ON TIME AS CURRENCY
Why Our Most Finite Asset Shapes Every Choice
If money measures what we can buy, time measures what we truly live. And unlike money, time doesn’t compound. It only moves in one direction.
I’ve felt that truth most keenly in loss. When my father died, I was only eighteen. The numbers on his balance sheet mattered less than the summers he never saw. It marked me with an awareness I couldn’t shake: life is measured less in wealth accumulated than in moments missed or lived fully.
Years later, in financial planning, I watched the same pattern in others. Clients who spent decades accumulating, only to realise they’d deferred living. Retirement parties where the guest of honour looked exhausted. Families who thought they had endless summers together, until illness or circumstance reminded them otherwise.
We plan as if time is infinite. But it isn’t.

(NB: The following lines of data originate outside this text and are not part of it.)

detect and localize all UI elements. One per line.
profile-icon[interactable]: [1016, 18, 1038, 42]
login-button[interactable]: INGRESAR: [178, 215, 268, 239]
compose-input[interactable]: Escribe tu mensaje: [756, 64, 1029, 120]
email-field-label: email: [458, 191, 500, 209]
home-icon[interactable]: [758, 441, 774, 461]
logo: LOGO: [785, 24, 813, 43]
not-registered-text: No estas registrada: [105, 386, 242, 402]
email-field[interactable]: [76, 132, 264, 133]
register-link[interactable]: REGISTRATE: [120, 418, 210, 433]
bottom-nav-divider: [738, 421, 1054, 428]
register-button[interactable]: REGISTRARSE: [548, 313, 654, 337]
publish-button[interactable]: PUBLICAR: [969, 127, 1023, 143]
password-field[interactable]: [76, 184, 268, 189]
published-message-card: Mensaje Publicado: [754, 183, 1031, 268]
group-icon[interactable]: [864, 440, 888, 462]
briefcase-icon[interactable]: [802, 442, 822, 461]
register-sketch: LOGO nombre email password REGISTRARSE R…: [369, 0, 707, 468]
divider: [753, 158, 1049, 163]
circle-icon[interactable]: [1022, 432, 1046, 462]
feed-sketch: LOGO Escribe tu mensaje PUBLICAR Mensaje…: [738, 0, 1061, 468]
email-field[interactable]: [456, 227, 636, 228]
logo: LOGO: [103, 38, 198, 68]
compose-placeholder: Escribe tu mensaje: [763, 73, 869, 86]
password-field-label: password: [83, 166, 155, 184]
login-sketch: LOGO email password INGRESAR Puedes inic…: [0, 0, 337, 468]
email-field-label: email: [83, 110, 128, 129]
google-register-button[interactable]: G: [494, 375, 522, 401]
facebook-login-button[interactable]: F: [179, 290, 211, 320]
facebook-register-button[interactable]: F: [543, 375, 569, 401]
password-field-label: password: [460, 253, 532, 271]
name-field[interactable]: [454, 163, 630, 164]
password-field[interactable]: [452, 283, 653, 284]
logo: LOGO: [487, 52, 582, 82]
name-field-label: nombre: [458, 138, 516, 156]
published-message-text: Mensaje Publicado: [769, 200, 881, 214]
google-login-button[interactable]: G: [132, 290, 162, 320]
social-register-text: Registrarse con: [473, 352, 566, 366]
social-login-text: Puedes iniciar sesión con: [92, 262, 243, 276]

There’s a question I often ask clients now: How many summers do you think you have left? The number is finite—forty, perhaps twenty, perhaps fewer. When you sit with it, you realise how precious time really is.
We protect money with fierce attention—budgets, forecasts, investments. Yet we spend time casually, as though there will always be more. We hand it to meetings that drain us, habits that numb us, noise that fills the hours without feeding the soul.
But time is the only currency we can’t earn back.
The truth is, money and time are always intertwined. People chase wealth thinking it will buy them time. Sometimes it does. But just as often, the pursuit consumes the very life it was meant to free.
The deeper work is not about maximising either, but about alignment. Using money in a way that honours time. Using time in a way that reflects what matters most.
Because when you see time as your truest currency, choices shift. The question is no longer “Can I afford this?” but “Is this how I want to spend my hours, my days, my one life?”
If you pause here for a moment—how are you spending your days? Does the way you use time reflect what you value, or what the world demands of you?
Because money may measure wealth, but time measures meaning.